Applications can specify a comma separated list of paths which would be present in the current working directory of the task using the option -files. The -libjars option allows applications to add jars to the classpaths of the maps and reduces. The option -archives allows them to pass comma separated list of archives as arguments. These archives are unarchived and a link with name of the archive is created in the current working directory of tasks. More details about the command line options are available at Commands Guide.

Running wordcount example with -libjars, -files and -archives:
hadoop jar hadoop-examples.jar wordcount -files cachefile.txt -libjars mylib.jar -archives myarchive.zip input output Here, myarchive.zip will be placed and unzipped into a directory by the name "myarchive.zip".

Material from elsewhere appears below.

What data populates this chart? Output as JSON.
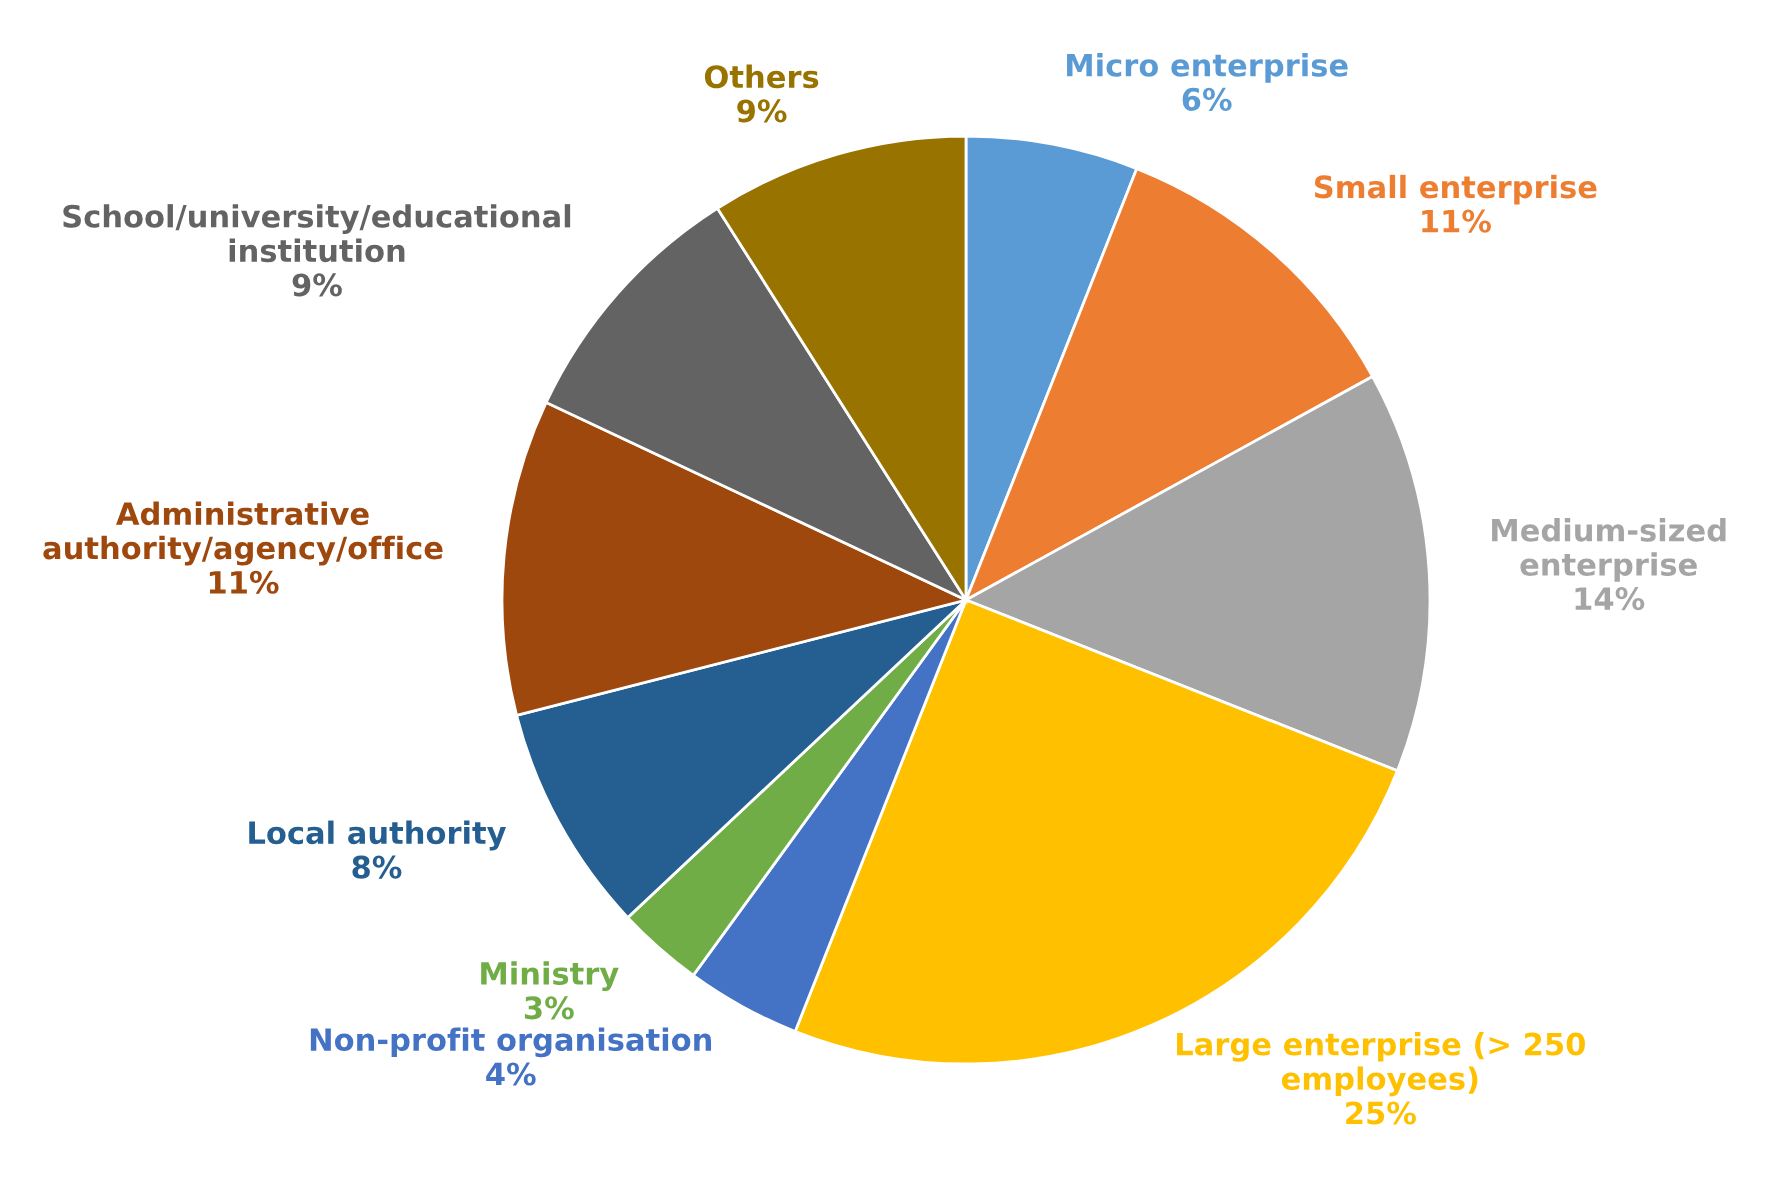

Users can specify a different symbolic name for files and archives passed through -files and -archives option, using #.

For example, hadoop jar hadoop-examples.jar wordcount -files dir1/dict.txt#dict1,dir2/dict.txt#dict2 -archives mytar.tgz#tgzdir input output Here, the files dir1/dict.txt and dir2/dict.txt can be accessed by tasks using the symbolic names dict1 and dict2 respectively. The archive mytar.tgz will be placed and unarchived into a directory by the name "tgzdir".